Noncanonical functions of the autophagy machinery in pathways including LC3-associated phagocytosis and LC3-associated endocytosis have garnered increasing interest in both normal physiology and pathobiology. New discoveries over the past decade of noncanonical uses of the autophagy machinery in these distinct molecular mechanisms have led to robust investigation into the roles of single-membrane LC3 lipidation. Noncanonical autophagy pathways have now been implicated in the regulation of multiple processes ranging from debris clearance, cellular signaling, and immune regulation and inflammation. Accumulating evidence is demonstrating roles in a variety of disease states including host-pathogen responses, autoimmunity, cancer, and neurological and neurodegenerative pathologies. Here, we broadly summarize the differences in the mechanistic regulation between autophagy and LAP and LANDO and highlight some of the key roles of LAP and LANDO in innate immune function, inflammation, and disease pathology.

Fig. 1.. Comparison of canonical autophagy and LAP and LANDO.

Graphical overview of select activation stimuli, vesicle dynamics, and pathway endpoint (lysosomal fusion or recycling) are illustrated.

Fig. 2.. Comparison of LAP versus LANDO.

(A) Phagocytic cargo such as apoptotic cells activates LAP. The LAP/LANDO PI3KC3 complex including Rubicon is assembled, leading to LC3 lipidation onto the sealed phagosome. The LC3⁺ LAPosome facilitates cargo degradation and restricts inflammatory immune responses. Abrogation of LC3 lipidation leads to defective cargo clearance and increases inflammation. (B) Endocytic cargo including protein aggregates binds to cognate receptors including TLRs and TREM2, leading to clathrin recruitment and endosome internalization. The LAP/LANDO PI3KC3 complex containing Rubicon is assembled, and LC3 lipidation occurs in a similar manner to LAP. Unlike LAP, LANDO activation leads to multiple endpoints including cargo degradation in the lysosome in addition to the recycling of receptors to the plasma membrane.

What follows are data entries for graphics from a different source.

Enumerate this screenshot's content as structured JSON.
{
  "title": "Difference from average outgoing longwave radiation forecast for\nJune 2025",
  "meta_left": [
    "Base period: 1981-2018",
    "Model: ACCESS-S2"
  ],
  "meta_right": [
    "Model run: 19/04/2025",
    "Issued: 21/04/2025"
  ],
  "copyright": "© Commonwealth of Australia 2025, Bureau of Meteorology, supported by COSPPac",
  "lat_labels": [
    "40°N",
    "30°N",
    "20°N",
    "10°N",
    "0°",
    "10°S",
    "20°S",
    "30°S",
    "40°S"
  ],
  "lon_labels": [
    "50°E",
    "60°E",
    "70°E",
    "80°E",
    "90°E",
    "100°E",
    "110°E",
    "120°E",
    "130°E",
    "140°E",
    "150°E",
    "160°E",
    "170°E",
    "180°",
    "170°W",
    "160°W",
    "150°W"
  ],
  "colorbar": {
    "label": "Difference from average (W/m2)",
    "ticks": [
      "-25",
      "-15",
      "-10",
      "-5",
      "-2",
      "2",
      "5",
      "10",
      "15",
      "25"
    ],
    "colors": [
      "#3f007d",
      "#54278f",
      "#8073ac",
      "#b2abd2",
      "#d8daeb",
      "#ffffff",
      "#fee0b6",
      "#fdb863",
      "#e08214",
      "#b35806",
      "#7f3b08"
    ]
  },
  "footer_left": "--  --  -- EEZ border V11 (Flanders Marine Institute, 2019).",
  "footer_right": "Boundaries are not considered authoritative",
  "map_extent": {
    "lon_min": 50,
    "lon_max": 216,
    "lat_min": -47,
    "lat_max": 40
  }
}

LANDO promotes the recycling of a subset of cell surface receptors including TLR4, TREM2, and CD36 and restricts inflammatory immune activation. LANDO impairment leads to extracellular accumulation of cargo due to decreased surface receptors and promotes robust inflammatory cytokine production.

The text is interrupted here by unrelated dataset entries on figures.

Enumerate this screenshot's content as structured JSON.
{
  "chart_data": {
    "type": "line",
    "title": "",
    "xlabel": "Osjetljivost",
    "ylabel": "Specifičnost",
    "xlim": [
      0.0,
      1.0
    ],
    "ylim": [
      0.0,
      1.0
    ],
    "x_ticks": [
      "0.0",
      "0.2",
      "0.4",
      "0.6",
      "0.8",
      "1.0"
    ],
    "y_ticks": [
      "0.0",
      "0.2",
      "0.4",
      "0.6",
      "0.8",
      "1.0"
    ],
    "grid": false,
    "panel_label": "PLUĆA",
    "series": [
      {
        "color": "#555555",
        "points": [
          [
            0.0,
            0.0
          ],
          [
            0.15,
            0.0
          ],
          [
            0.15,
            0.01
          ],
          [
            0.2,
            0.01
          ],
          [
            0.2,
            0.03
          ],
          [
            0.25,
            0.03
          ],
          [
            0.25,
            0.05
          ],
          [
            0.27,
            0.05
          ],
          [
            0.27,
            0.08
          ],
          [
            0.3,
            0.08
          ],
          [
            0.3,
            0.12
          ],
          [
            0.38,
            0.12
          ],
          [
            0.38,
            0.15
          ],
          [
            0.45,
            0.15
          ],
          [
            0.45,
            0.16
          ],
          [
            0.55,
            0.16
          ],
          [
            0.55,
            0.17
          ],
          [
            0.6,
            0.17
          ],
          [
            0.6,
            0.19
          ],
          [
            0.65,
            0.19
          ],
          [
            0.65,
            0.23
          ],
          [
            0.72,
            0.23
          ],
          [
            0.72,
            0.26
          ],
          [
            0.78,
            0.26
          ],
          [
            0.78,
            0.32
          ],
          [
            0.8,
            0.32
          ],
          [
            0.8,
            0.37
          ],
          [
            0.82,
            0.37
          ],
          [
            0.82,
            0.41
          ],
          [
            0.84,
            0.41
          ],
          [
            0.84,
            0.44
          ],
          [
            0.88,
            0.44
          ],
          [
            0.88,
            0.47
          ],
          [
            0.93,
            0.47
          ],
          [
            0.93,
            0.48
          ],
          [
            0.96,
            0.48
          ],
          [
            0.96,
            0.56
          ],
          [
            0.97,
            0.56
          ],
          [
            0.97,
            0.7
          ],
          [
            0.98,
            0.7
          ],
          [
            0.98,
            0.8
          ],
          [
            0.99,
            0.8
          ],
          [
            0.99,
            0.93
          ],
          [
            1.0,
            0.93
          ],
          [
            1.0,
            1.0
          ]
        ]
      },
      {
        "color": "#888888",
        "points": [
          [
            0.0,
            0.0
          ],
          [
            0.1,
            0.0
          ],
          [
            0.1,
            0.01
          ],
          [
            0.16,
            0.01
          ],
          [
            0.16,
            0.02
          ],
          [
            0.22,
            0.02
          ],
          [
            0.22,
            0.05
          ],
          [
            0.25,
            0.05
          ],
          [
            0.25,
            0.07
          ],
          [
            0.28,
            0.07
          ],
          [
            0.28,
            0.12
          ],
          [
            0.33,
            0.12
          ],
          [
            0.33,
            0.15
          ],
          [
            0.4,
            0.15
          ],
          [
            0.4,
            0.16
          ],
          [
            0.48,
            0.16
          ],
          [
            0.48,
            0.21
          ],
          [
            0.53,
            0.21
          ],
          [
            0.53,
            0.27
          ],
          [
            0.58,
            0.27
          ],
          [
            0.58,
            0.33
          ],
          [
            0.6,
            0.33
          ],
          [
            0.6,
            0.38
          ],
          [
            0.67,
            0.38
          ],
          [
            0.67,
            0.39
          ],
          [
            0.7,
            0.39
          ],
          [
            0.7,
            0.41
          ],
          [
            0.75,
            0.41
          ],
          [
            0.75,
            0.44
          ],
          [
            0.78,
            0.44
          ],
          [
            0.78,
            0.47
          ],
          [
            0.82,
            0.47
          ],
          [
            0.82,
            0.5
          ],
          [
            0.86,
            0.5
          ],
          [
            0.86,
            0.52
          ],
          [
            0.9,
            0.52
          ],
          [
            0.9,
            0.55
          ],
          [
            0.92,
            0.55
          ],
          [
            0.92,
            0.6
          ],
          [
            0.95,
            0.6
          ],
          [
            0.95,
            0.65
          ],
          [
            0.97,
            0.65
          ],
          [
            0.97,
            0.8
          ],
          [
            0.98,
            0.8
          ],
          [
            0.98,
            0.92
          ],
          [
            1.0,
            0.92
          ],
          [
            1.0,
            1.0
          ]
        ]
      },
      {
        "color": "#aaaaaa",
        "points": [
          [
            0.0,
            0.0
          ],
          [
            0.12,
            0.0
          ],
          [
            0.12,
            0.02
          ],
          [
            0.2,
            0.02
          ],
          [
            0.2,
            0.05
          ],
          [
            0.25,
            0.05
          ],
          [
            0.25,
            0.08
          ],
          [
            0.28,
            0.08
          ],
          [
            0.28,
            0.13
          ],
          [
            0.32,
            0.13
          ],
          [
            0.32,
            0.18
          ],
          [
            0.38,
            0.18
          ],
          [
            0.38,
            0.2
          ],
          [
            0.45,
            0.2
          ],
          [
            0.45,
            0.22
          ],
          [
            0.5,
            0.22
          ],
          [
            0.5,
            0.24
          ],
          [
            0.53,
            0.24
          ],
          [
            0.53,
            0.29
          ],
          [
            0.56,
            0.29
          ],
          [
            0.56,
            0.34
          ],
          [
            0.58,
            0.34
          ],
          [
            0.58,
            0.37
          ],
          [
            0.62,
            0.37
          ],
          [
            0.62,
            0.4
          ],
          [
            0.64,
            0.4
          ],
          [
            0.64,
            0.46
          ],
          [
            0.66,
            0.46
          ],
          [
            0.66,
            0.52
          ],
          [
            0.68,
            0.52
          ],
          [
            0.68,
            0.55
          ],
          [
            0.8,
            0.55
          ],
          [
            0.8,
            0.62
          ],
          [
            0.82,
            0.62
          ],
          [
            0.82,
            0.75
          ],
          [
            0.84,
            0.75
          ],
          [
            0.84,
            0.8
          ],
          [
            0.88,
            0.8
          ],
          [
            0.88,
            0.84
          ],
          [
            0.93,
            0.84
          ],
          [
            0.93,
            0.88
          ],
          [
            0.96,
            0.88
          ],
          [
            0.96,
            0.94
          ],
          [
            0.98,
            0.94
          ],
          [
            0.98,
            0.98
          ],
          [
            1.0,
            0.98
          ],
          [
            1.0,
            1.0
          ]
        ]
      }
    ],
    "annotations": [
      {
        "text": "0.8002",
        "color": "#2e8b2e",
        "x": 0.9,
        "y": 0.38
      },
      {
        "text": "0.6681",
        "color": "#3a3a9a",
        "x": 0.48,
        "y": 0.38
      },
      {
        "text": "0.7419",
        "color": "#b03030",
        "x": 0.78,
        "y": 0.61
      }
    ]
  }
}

Fig. 3.. PhosphoSite analysis of human Rubicon indication over 50 putative phosphorylation sites.

The number of literature references corresponding to each putative site is plotted on the y axis.

Fig. 4.. Overview of select receptors involved in the recognition of phagocytic and endocytic cargoes including apoptotic/dying cells, extracellular pathogens, and protein aggregates, which subsequently activate LC3 lipidation in LAP and LANDO.